Monday, August 15, 2005

invisible (not even adjunct)

Hello, me! As no one else will be reading this long-defunct site. Or perhaps not so long. I switched employment days after the last post, from the hell of temp-ing to the hell of a permanent full time position in a technical field at a rather dodgy company. C'est la vie. But today's episode, brought to you by the letter 'V' and the number '1', is a question of what happens when you strand an academic outside the academy.

I'm at work now, even, having just said goodbye to a good friend who is flying home this morning. She's starting her second year at a Big Research U, having already done a masters at a UK institution. Which is where our friendship formed. But even though we somehow mysteriously didn't 'talk shop' until the third day of her visit, when it arrived it arrived with much enthusiasm and pulling out of books and gesticulating and volume and smiles and excitement.

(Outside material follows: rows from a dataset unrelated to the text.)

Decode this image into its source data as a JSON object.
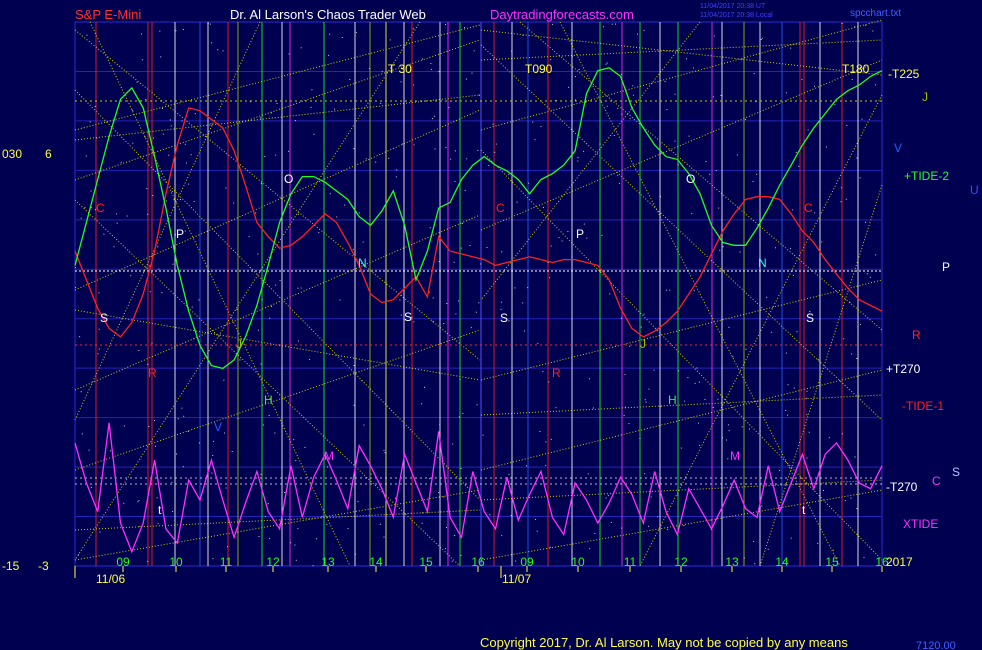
{
  "header": {
    "left_title": "S&P E-Mini",
    "center_title": "Dr. Al Larson's Chaos Trader Web",
    "site": "Daytradingforecasts.com",
    "stamp_line1": "11/04/2017 20:38 UT",
    "stamp_line2": "11/04/2017 20:38 Local",
    "file_name": "spcchart.txt"
  },
  "footer": {
    "copyright": "Copyright 2017, Dr. Al Larson. May not be copied by any means",
    "base_value": "7120.00",
    "end_year": "2017"
  },
  "left_axis": {
    "label_030": "030",
    "label_6": "6",
    "label_m15": "-15",
    "label_m3": "-3"
  },
  "colors": {
    "background": "#000050",
    "grid": "#2d2dd8",
    "price_line": "#ff2020",
    "tide2_line": "#20ff20",
    "xtide_line": "#ff30ff",
    "gann_lines": "#e8e800",
    "dots": "#ffffff"
  },
  "chart_data": {
    "type": "line",
    "title": "S&P E-Mini",
    "x_tick_labels": [
      "09",
      "10",
      "11",
      "12",
      "13",
      "14",
      "15",
      "16",
      "09",
      "10",
      "11",
      "12",
      "13",
      "14",
      "15",
      "16"
    ],
    "date_labels": [
      "11/06",
      "11/07"
    ],
    "right_labels": {
      "t225": "-T225",
      "j": "J",
      "v": "V",
      "tide2": "+TIDE-2",
      "u": "U",
      "p": "P",
      "r": "R",
      "t270_plus": "+T270",
      "tide1": "-TIDE-1",
      "t270_minus": "-T270",
      "c": "C",
      "s": "S",
      "xtide": "XTIDE"
    },
    "top_labels": {
      "t030": "T 30",
      "t090": "T090",
      "t180": "T180"
    },
    "planet_letters": [
      "C",
      "P",
      "O",
      "S",
      "R",
      "J",
      "H",
      "V",
      "M",
      "t",
      "N",
      "S",
      "C",
      "P",
      "O",
      "N",
      "S",
      "C",
      "R",
      "J",
      "H",
      "M",
      "t",
      "S"
    ],
    "series": [
      {
        "name": "-TIDE-1",
        "color": "#ff2020",
        "values": [
          -1.5,
          -2.5,
          -3.5,
          -4.2,
          -4.5,
          -4.0,
          -3.0,
          -1.5,
          0.5,
          2.2,
          3.5,
          3.4,
          3.1,
          2.8,
          2.0,
          0.8,
          -0.5,
          -1.0,
          -1.4,
          -1.3,
          -1.0,
          -0.6,
          -0.2,
          -0.5,
          -1.2,
          -2.0,
          -3.0,
          -3.3,
          -3.2,
          -2.8,
          -2.4,
          -3.1,
          -1.0,
          -1.5,
          -1.6,
          -1.7,
          -1.8,
          -2.0,
          -1.9,
          -1.8,
          -1.7,
          -1.8,
          -1.9,
          -1.8,
          -1.8,
          -1.9,
          -2.0,
          -2.5,
          -3.5,
          -4.2,
          -4.5,
          -4.3,
          -4.0,
          -3.6,
          -3.0,
          -2.4,
          -1.6,
          -0.8,
          -0.2,
          0.3,
          0.4,
          0.4,
          0.3,
          -0.2,
          -0.8,
          -1.2,
          -1.8,
          -2.3,
          -2.8,
          -3.2,
          -3.4,
          -3.6
        ]
      },
      {
        "name": "+TIDE-2",
        "color": "#20ff20",
        "values": [
          -2.0,
          -0.5,
          1.0,
          2.5,
          3.8,
          4.2,
          3.5,
          1.8,
          0.0,
          -2.0,
          -3.6,
          -4.8,
          -5.5,
          -5.6,
          -5.3,
          -4.5,
          -3.4,
          -2.0,
          -0.5,
          0.5,
          1.1,
          1.1,
          0.9,
          0.6,
          0.3,
          -0.3,
          -0.6,
          -0.1,
          0.6,
          -0.6,
          -2.5,
          -1.5,
          0.0,
          0.2,
          1.0,
          1.5,
          1.8,
          1.5,
          1.3,
          1.0,
          0.5,
          1.0,
          1.2,
          1.5,
          2.0,
          4.0,
          4.8,
          4.9,
          4.6,
          3.5,
          2.8,
          2.2,
          1.8,
          1.7,
          1.2,
          0.5,
          -0.6,
          -1.2,
          -1.3,
          -1.3,
          -0.7,
          0.0,
          0.8,
          1.5,
          2.2,
          2.8,
          3.3,
          3.8,
          4.1,
          4.3,
          4.6,
          4.8
        ]
      },
      {
        "name": "XTIDE",
        "color": "#ff30ff",
        "values": [
          -8.2,
          -9.6,
          -10.6,
          -7.5,
          -11.0,
          -12.0,
          -11.0,
          -8.8,
          -11.2,
          -11.7,
          -9.5,
          -10.2,
          -8.8,
          -10.2,
          -11.5,
          -10.3,
          -9.2,
          -10.6,
          -11.2,
          -9.0,
          -10.8,
          -9.4,
          -8.6,
          -9.5,
          -10.5,
          -8.3,
          -9.0,
          -9.8,
          -10.8,
          -8.6,
          -9.6,
          -10.6,
          -7.8,
          -10.8,
          -11.5,
          -9.2,
          -10.6,
          -11.2,
          -9.4,
          -10.9,
          -10.0,
          -9.2,
          -10.8,
          -11.4,
          -9.6,
          -10.2,
          -11.0,
          -10.3,
          -9.4,
          -10.0,
          -11.0,
          -9.2,
          -10.6,
          -11.4,
          -9.8,
          -10.5,
          -11.2,
          -10.4,
          -9.5,
          -10.5,
          -10.8,
          -9.0,
          -10.6,
          -9.6,
          -8.6,
          -9.8,
          -8.6,
          -8.2,
          -8.8,
          -9.6,
          -9.8,
          -9.0
        ]
      }
    ],
    "y_range": [
      -12.5,
      6.5
    ],
    "grid": "on",
    "legend": "right"
  }
}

I didn't use to find this remarkable. Because, even in the very different academic community/ies that constituted my experiences in the UK, there was still a community. Whereas this past weekend I took my friend to see the public library - which is a beautiful building, as she agreed. But I insisted on showing her the reading room as if it were something of note, and she was rather nonplussed. Because it's just another reading room, and such things remain a part of her life, even while they seem impossibly distant from mine.

I'm an academic without an academy. Not living in the city (or country) of my degree-granting institution, my academic community here is rather non-existent. I have one friend, a tenured professor at a top school in town, who is in the process of becoming a friend. But we don't talk shop, and seem precisely to enjoy each other's company for that very reason. Which for her is fab, but leaves me with _nobody_ on a day to day basis who truly understands where I'm coming from or where I'm trying to go.

I've sort of lost my way as far as my work goes, though I'm working on working, and preparing for the re-commencement of a job cycle that ended with a final rejection in late July and begins with the first deadlines in late September. But it all feels so out of context. My friends here have no 'great cause' that occupies their after-work-hours existence, no secret identity requiring phone booths to change modes and minds and priorities.

OK, I've been horribly interrupted by the obligations of my job job here whilst trying to write this. A follow up, planned, as I try to return to the habit of writing, of producing prose both personal, professional, and something in between. But I miss my friend already.